Unos retos en el sincronismo de los actores y en la fiabilidad de la estructura que culminaban el 10 de marzo. Con el teatro lleno de público, el telón se levantaba para el estreno de “Qué desastre de función” de Michael Frayn.

Durante el primer acto asistimos al ensayo general de una compañía de teatro que preparaba un vodevil titulado ¿Me enseñas la sardina? donde se ven las dificultades que se le van presentado al elenco; conduciendo a situaciones disparatadas y surrealistas.

Tras este primer acto que arrancó las risas del público, el equipo de escenografía aparecía en el escenario para sorprender a los presentes. Y es que la estructura de dos pisos que había en el escenario giraba 180º sobre una plataforma diseñada para tal efecto con el objetivo de mostrar lo que ocurre entre bastidores unos minutos antes de una función de gira. La mala relación entre los miembros de la compañía y los enredos que tienen lugar entre ellos juegan en su contra dificultando el inicio de la representación.

Finalmente, la escenografía giraba de nuevo 180º mostrando de nuevo la parte delantera para el tercer acto, en el que la compañía se desmadra en la enésima función, llevándonos a situaciones caóticas y de absurdo total.
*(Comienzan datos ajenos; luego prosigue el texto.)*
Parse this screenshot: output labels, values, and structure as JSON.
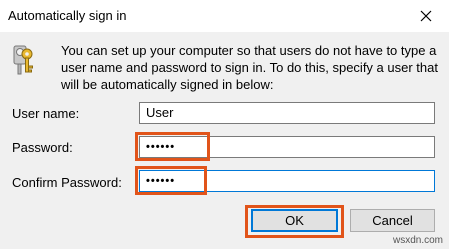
{
  "window": {
    "title": "Automatically sign in"
  },
  "message": "You can set up your computer so that users do not have to type a user name and password to sign in. To do this, specify a user that will be automatically signed in below:",
  "fields": {
    "username": {
      "label": "User name:",
      "value": "User"
    },
    "password": {
      "label": "Password:",
      "value": "••••••"
    },
    "confirm": {
      "label": "Confirm Password:",
      "value": "••••••"
    }
  },
  "buttons": {
    "ok": "OK",
    "cancel": "Cancel"
  },
  "watermark": "wsxdn.com",
  "colors": {
    "highlight": "#e1541a",
    "focus_border": "#0078d7"
  }
}
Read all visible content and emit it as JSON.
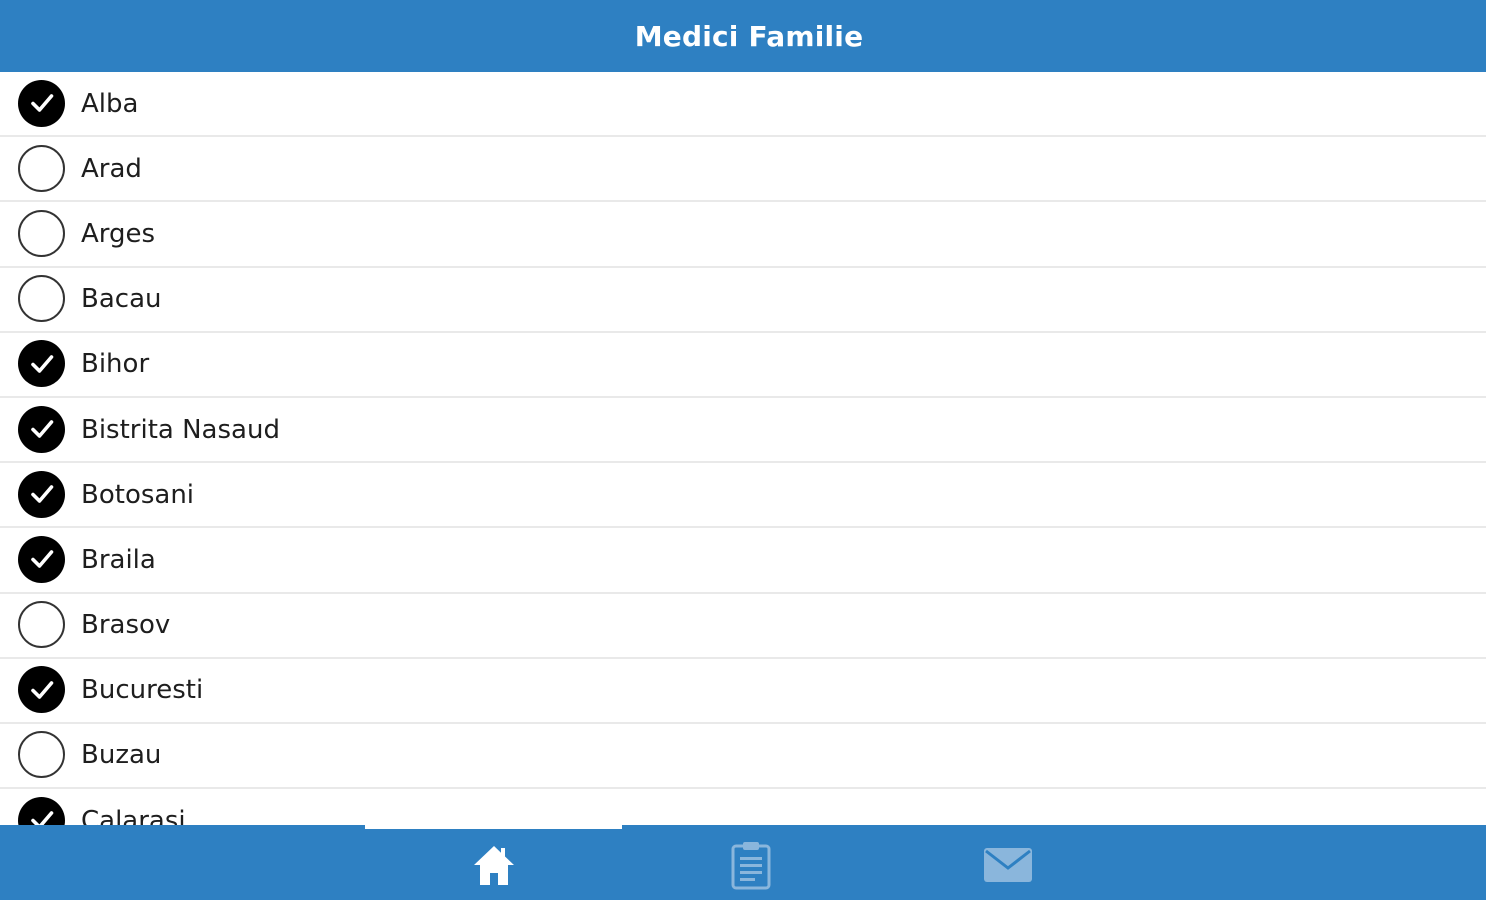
{
  "header": {
    "title": "Medici Familie"
  },
  "list": {
    "items": [
      {
        "label": "Alba",
        "checked": true
      },
      {
        "label": "Arad",
        "checked": false
      },
      {
        "label": "Arges",
        "checked": false
      },
      {
        "label": "Bacau",
        "checked": false
      },
      {
        "label": "Bihor",
        "checked": true
      },
      {
        "label": "Bistrita Nasaud",
        "checked": true
      },
      {
        "label": "Botosani",
        "checked": true
      },
      {
        "label": "Braila",
        "checked": true
      },
      {
        "label": "Brasov",
        "checked": false
      },
      {
        "label": "Bucuresti",
        "checked": true
      },
      {
        "label": "Buzau",
        "checked": false
      },
      {
        "label": "Calarasi",
        "checked": true
      }
    ]
  },
  "tabbar": {
    "active_tab": "home",
    "tabs": [
      {
        "id": "home",
        "icon": "home-icon"
      },
      {
        "id": "list",
        "icon": "clipboard-icon"
      },
      {
        "id": "mail",
        "icon": "mail-icon"
      }
    ]
  },
  "colors": {
    "accent": "#2e80c2",
    "active_icon": "#ffffff",
    "inactive_icon": "#8ab6dc",
    "checked_fill": "#000000",
    "divider": "#e9e9e9"
  }
}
Tras el estreno el día 10 de esta obra aún quedaban dos representaciones los días 11 y 12 para que la Ciudad Universitaria pudiese disfrutar de este gran trabajo realizado por parte de nuestros colegiales. Desde aquí queremos felicitar al equipo técnico y artístico por el éxito cosechado y que ha vuelto a poner al teatro del Ahúja en boca de todos.